“O pomo está maduro, colhei-o já.”

Na semana em que se celebra a Independência, minha homenagem hoje é para Sua Majestade Imperial Dona Leopoldina de Habsburgo, a primeira mulher a Governar o Brasil.

Figura histórica excepcional, Leopoldina, filha da mais nobre Casa Imperial da Europa, deixou ainda muito jovem sua terra natal, e veio corajosamente para o Brasil, em virtude do casamento com o herdeiro do Trono de Portugal. Trouxe com ela conhecimentos e tradições do Velho Mundo, por meio dos cientistas e sábios que a acompanharam. Sim, era uma amante da Ciência, com destaque para a Botânica e a Mineralogia. Logo ficou fascinada por estas terras tropicais e por seu povo.

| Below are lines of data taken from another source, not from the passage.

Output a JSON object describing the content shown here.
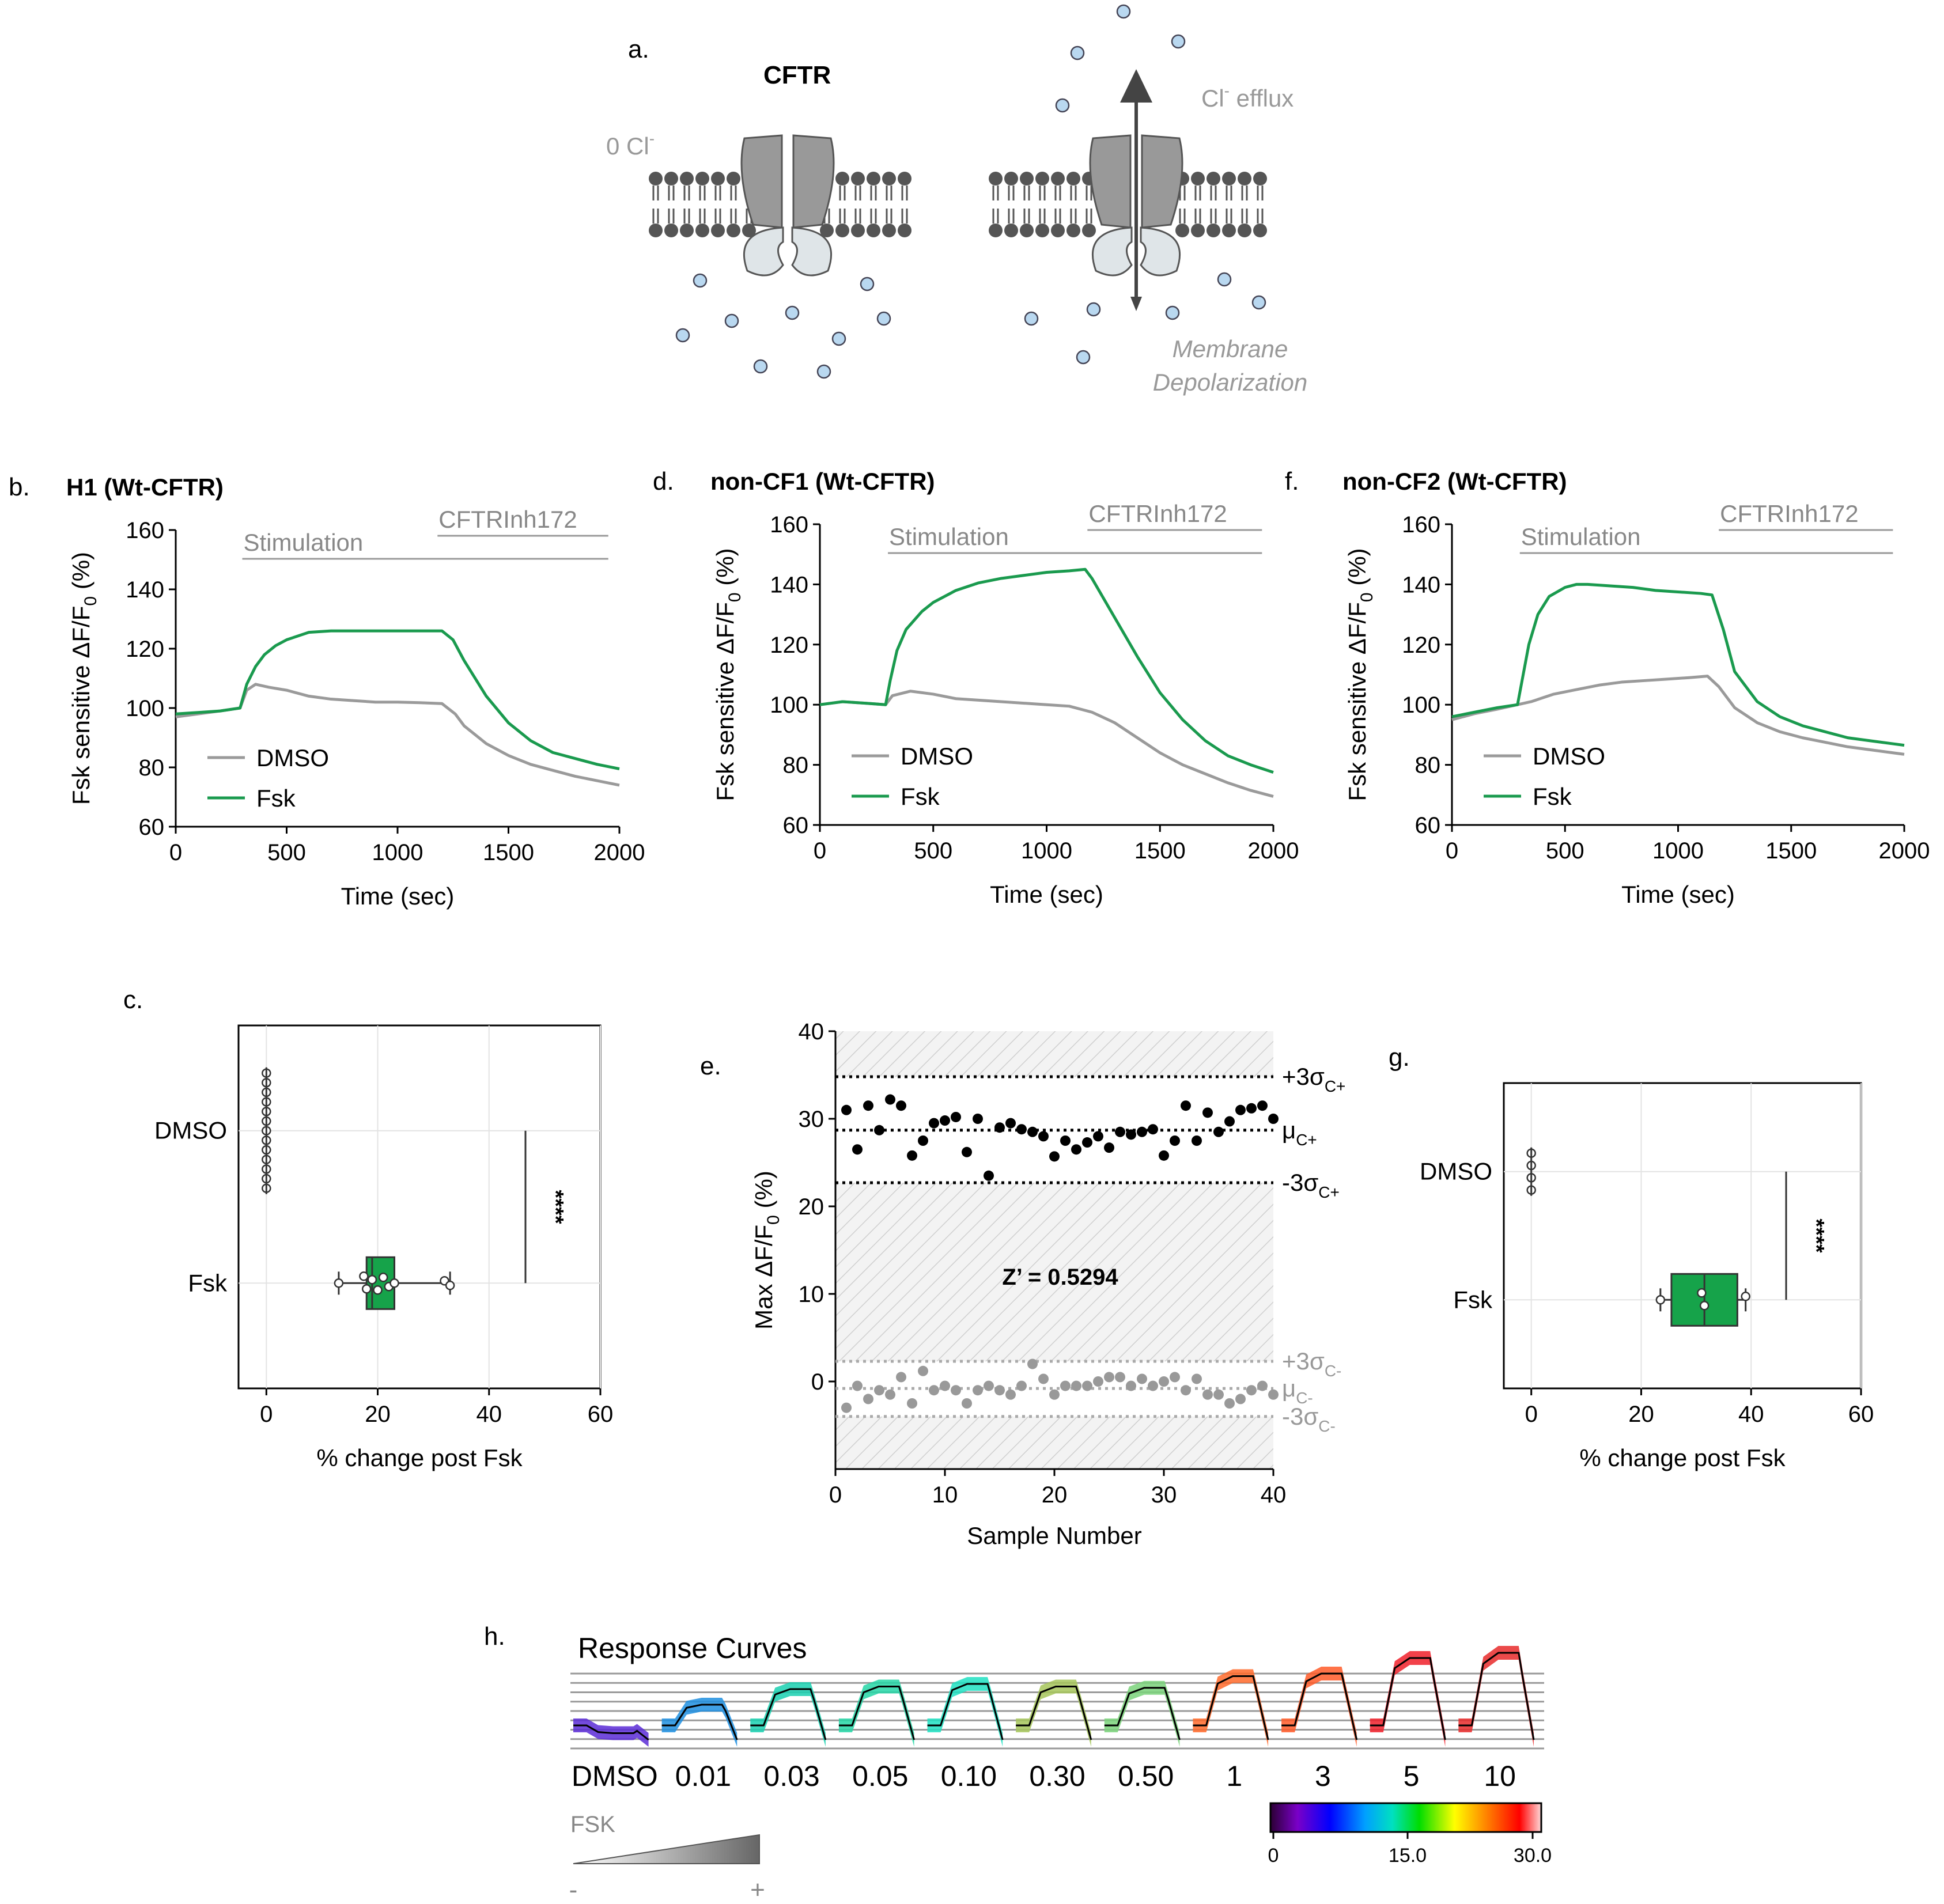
{
  "panel_a": {
    "letter": "a.",
    "title": "CFTR",
    "zero_cl": "0 Cl",
    "zero_cl_sup": "-",
    "efflux": "Cl",
    "efflux_sup": "-",
    "efflux_rest": " efflux",
    "membrane_line1": "Membrane",
    "membrane_line2": "Depolarization"
  },
  "colors": {
    "fsk": "#1a9a4e",
    "dmso": "#9a9a9a",
    "box": "#16a34a",
    "ion": "#b9d8f0"
  },
  "chart_data": [
    {
      "id": "b",
      "letter": "b.",
      "type": "line",
      "title": "H1 (Wt-CFTR)",
      "xlabel": "Time (sec)",
      "ylabel_main": "Fsk sensitive ΔF/F",
      "ylabel_sub": "0",
      "ylabel_end": " (%)",
      "xlim": [
        0,
        2000
      ],
      "ylim": [
        60,
        160
      ],
      "xticks": [
        0,
        500,
        1000,
        1500,
        2000
      ],
      "yticks": [
        60,
        80,
        100,
        120,
        140,
        160
      ],
      "annotations": [
        {
          "text": "Stimulation",
          "x_start": 300,
          "x_end": 1950,
          "level": 1
        },
        {
          "text": "CFTRInh172",
          "x_start": 1180,
          "x_end": 1950,
          "level": 2
        }
      ],
      "legend": [
        "DMSO",
        "Fsk"
      ],
      "series": [
        {
          "name": "DMSO",
          "x": [
            0,
            100,
            200,
            290,
            320,
            360,
            420,
            500,
            600,
            700,
            800,
            900,
            1000,
            1100,
            1200,
            1260,
            1300,
            1400,
            1500,
            1600,
            1700,
            1800,
            1900,
            2000
          ],
          "y": [
            97,
            98,
            99,
            100,
            106,
            108,
            107,
            106,
            104,
            103,
            102.5,
            102,
            102,
            101.8,
            101.5,
            98,
            94,
            88,
            84,
            81,
            79,
            77,
            75.5,
            74
          ]
        },
        {
          "name": "Fsk",
          "x": [
            0,
            100,
            200,
            290,
            320,
            360,
            400,
            450,
            500,
            600,
            700,
            800,
            900,
            1000,
            1100,
            1200,
            1250,
            1300,
            1400,
            1500,
            1600,
            1700,
            1800,
            1900,
            2000
          ],
          "y": [
            98,
            98.5,
            99,
            100,
            108,
            114,
            118,
            121,
            123,
            125.5,
            126,
            126,
            126,
            126,
            126,
            126,
            123,
            116,
            104,
            95,
            89,
            85,
            83,
            81,
            79.5
          ]
        }
      ]
    },
    {
      "id": "d",
      "letter": "d.",
      "type": "line",
      "title": "non-CF1 (Wt-CFTR)",
      "xlabel": "Time (sec)",
      "ylabel_main": "Fsk sensitive ΔF/F",
      "ylabel_sub": "0",
      "ylabel_end": " (%)",
      "xlim": [
        0,
        2000
      ],
      "ylim": [
        60,
        160
      ],
      "xticks": [
        0,
        500,
        1000,
        1500,
        2000
      ],
      "yticks": [
        60,
        80,
        100,
        120,
        140,
        160
      ],
      "annotations": [
        {
          "text": "Stimulation",
          "x_start": 300,
          "x_end": 1950,
          "level": 1
        },
        {
          "text": "CFTRInh172",
          "x_start": 1180,
          "x_end": 1950,
          "level": 2
        }
      ],
      "legend": [
        "DMSO",
        "Fsk"
      ],
      "series": [
        {
          "name": "DMSO",
          "x": [
            0,
            100,
            200,
            290,
            320,
            400,
            500,
            600,
            700,
            800,
            900,
            1000,
            1100,
            1200,
            1300,
            1400,
            1500,
            1600,
            1700,
            1800,
            1900,
            2000
          ],
          "y": [
            100,
            101,
            100.5,
            100,
            103,
            104.5,
            103.5,
            102,
            101.5,
            101,
            100.5,
            100,
            99.5,
            97.5,
            94,
            89,
            84,
            80,
            77,
            74,
            71.5,
            69.5
          ]
        },
        {
          "name": "Fsk",
          "x": [
            0,
            100,
            200,
            290,
            310,
            340,
            380,
            450,
            500,
            600,
            700,
            800,
            900,
            1000,
            1100,
            1170,
            1200,
            1300,
            1400,
            1500,
            1600,
            1700,
            1800,
            1900,
            2000
          ],
          "y": [
            100,
            101,
            100.5,
            100,
            108,
            118,
            125,
            131,
            134,
            138,
            140.5,
            142,
            143,
            144,
            144.5,
            145,
            142,
            129,
            116,
            104,
            95,
            88,
            83,
            80,
            77.5
          ]
        }
      ]
    },
    {
      "id": "f",
      "letter": "f.",
      "type": "line",
      "title": "non-CF2 (Wt-CFTR)",
      "xlabel": "Time (sec)",
      "ylabel_main": "Fsk sensitive ΔF/F",
      "ylabel_sub": "0",
      "ylabel_end": " (%)",
      "xlim": [
        0,
        2000
      ],
      "ylim": [
        60,
        160
      ],
      "xticks": [
        0,
        500,
        1000,
        1500,
        2000
      ],
      "yticks": [
        60,
        80,
        100,
        120,
        140,
        160
      ],
      "annotations": [
        {
          "text": "Stimulation",
          "x_start": 300,
          "x_end": 1950,
          "level": 1
        },
        {
          "text": "CFTRInh172",
          "x_start": 1180,
          "x_end": 1950,
          "level": 2
        }
      ],
      "legend": [
        "DMSO",
        "Fsk"
      ],
      "series": [
        {
          "name": "DMSO",
          "x": [
            0,
            100,
            200,
            290,
            350,
            450,
            550,
            650,
            750,
            850,
            950,
            1050,
            1130,
            1180,
            1250,
            1350,
            1450,
            1550,
            1650,
            1750,
            1850,
            1950,
            2000
          ],
          "y": [
            95,
            97,
            98.5,
            100,
            101,
            103.5,
            105,
            106.5,
            107.5,
            108,
            108.5,
            109,
            109.5,
            106,
            99,
            94,
            91,
            89,
            87.5,
            86,
            85,
            84,
            83.5
          ]
        },
        {
          "name": "Fsk",
          "x": [
            0,
            100,
            200,
            290,
            310,
            340,
            380,
            430,
            500,
            550,
            600,
            700,
            800,
            900,
            1000,
            1100,
            1150,
            1200,
            1250,
            1350,
            1450,
            1550,
            1650,
            1750,
            1850,
            1950,
            2000
          ],
          "y": [
            96,
            97.5,
            99,
            100,
            108,
            120,
            130,
            136,
            139,
            140,
            140,
            139.5,
            139,
            138,
            137.5,
            137,
            136.5,
            125,
            111,
            101,
            96,
            93,
            91,
            89,
            88,
            87,
            86.5
          ]
        }
      ]
    },
    {
      "id": "c",
      "letter": "c.",
      "type": "box",
      "xlabel": "% change post Fsk",
      "xlim": [
        -5,
        60
      ],
      "xticks": [
        0,
        20,
        40,
        60
      ],
      "categories": [
        "DMSO",
        "Fsk"
      ],
      "dmso_points": [
        0,
        0,
        0,
        0,
        0,
        0,
        0,
        0,
        0,
        0,
        0,
        0,
        0
      ],
      "fsk_box": {
        "whisker_low": 13,
        "q1": 18,
        "median": 19,
        "q3": 23,
        "whisker_high": 33
      },
      "fsk_points": [
        13,
        17.5,
        18,
        19,
        20,
        21,
        22,
        23,
        32,
        33
      ],
      "significance": "****"
    },
    {
      "id": "e",
      "letter": "e.",
      "type": "scatter",
      "xlabel": "Sample Number",
      "ylabel_main": "Max ΔF/F",
      "ylabel_sub": "0",
      "ylabel_end": " (%)",
      "xlim": [
        0,
        40
      ],
      "ylim": [
        -10,
        40
      ],
      "xticks": [
        0,
        10,
        20,
        30,
        40
      ],
      "yticks": [
        0,
        10,
        20,
        30,
        40
      ],
      "zprime": "Z’ = 0.5294",
      "pos_mean": 28.7,
      "pos_upper": 34.8,
      "pos_lower": 22.7,
      "neg_mean": -0.8,
      "neg_upper": 2.3,
      "neg_lower": -4.0,
      "label_pos_upper": "+3σ",
      "label_pos_upper_sub": "C+",
      "label_pos_mean": "μ",
      "label_pos_mean_sub": "C+",
      "label_pos_lower": "-3σ",
      "label_pos_lower_sub": "C+",
      "label_neg_upper": "+3σ",
      "label_neg_upper_sub": "C-",
      "label_neg_mean": "μ",
      "label_neg_mean_sub": "C-",
      "label_neg_lower": "-3σ",
      "label_neg_lower_sub": "C-",
      "positive": [
        31,
        26.5,
        31.5,
        28.7,
        32.2,
        31.5,
        25.8,
        27.5,
        29.5,
        29.8,
        30.2,
        26.2,
        30,
        23.5,
        29,
        29.5,
        28.8,
        28.5,
        28,
        25.7,
        27.5,
        26.5,
        27.3,
        28,
        26.7,
        28.5,
        28.2,
        28.5,
        28.8,
        25.8,
        27.5,
        31.5,
        27.5,
        30.7,
        28.5,
        29.7,
        31,
        31.2,
        31.5,
        30
      ],
      "negative": [
        -3,
        -0.5,
        -2,
        -1,
        -1.5,
        0.5,
        -2.5,
        1.2,
        -1,
        -0.5,
        -1,
        -2.5,
        -1,
        -0.5,
        -1,
        -1.5,
        -0.5,
        2,
        0.3,
        -1.5,
        -0.5,
        -0.5,
        -0.5,
        0,
        0.5,
        0.5,
        -0.5,
        0.3,
        -0.5,
        0,
        0.5,
        -1,
        0.3,
        -1.5,
        -1.5,
        -2.5,
        -2,
        -1,
        -0.5,
        -1.5
      ]
    },
    {
      "id": "g",
      "letter": "g.",
      "type": "box",
      "xlabel": "% change post Fsk",
      "xlim": [
        -5,
        60
      ],
      "xticks": [
        0,
        20,
        40,
        60
      ],
      "categories": [
        "DMSO",
        "Fsk"
      ],
      "dmso_points": [
        0,
        0,
        0,
        0
      ],
      "fsk_box": {
        "whisker_low": 23.5,
        "q1": 25.5,
        "median": 31.5,
        "q3": 37.5,
        "whisker_high": 39
      },
      "fsk_points": [
        23.5,
        31,
        31.5,
        39
      ],
      "significance": "****"
    },
    {
      "id": "h",
      "letter": "h.",
      "type": "line",
      "title": "Response Curves",
      "labels": [
        "DMSO",
        "0.01",
        "0.03",
        "0.05",
        "0.10",
        "0.30",
        "0.50",
        "1",
        "3",
        "5",
        "10"
      ],
      "amplitudes": [
        -3,
        8,
        14,
        15,
        16,
        15,
        14.5,
        19,
        20,
        26,
        28
      ],
      "colors": [
        "#5b2bd6",
        "#1f8fe0",
        "#19d0b0",
        "#24d6a6",
        "#1fe0c2",
        "#a6c65a",
        "#7ad27a",
        "#ff6a2a",
        "#ff5a28",
        "#f0202a",
        "#e82a2a"
      ],
      "fsk_label": "FSK",
      "minus": "-",
      "plus": "+",
      "colorbar_ticks": [
        "0",
        "15.0",
        "30.0"
      ]
    }
  ]
}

Muito à frente de seu tempo, a austríaca Leopoldina amava o Brasil, e atuou muito por nossa emancipação. Tínhamos nela a grande advogada da causa independentista!  Sem aquela bela Princesa, a história deste País seria bem diferente.

Mulher extremamente erudita, forte, inteligente e determinada, sem nunca perder a amabilidade e a doçura, foi ela quem presidiu a sessão do Conselho de Estado, de 02.09.1822, em que se discutiu o que deveria ser feito diante das cartas que haviam chegado de Lisboa, as quais, de fato, tinham por objetivo fazer com o Brasil voltasse à condição de colônia.

Frente às afrontas portuguesas à autonomia do Reino do Brasil, a seu povo e a seus governantes, a solução encontrada pelo Conselho foi o inevitável: aconselhar Sua Alteza Real, o Príncipe Dom Pedro, a romper com Portugal e proclamar a independência! Chegava-se a essa decisão sob forte influência do sábio José Bonifácio, e, claro, da Regente Leopoldina (segundo os registros, estava ela muito preocupada com os destinos do Brasil, e igualmente entusiasmada com o momento que chegara).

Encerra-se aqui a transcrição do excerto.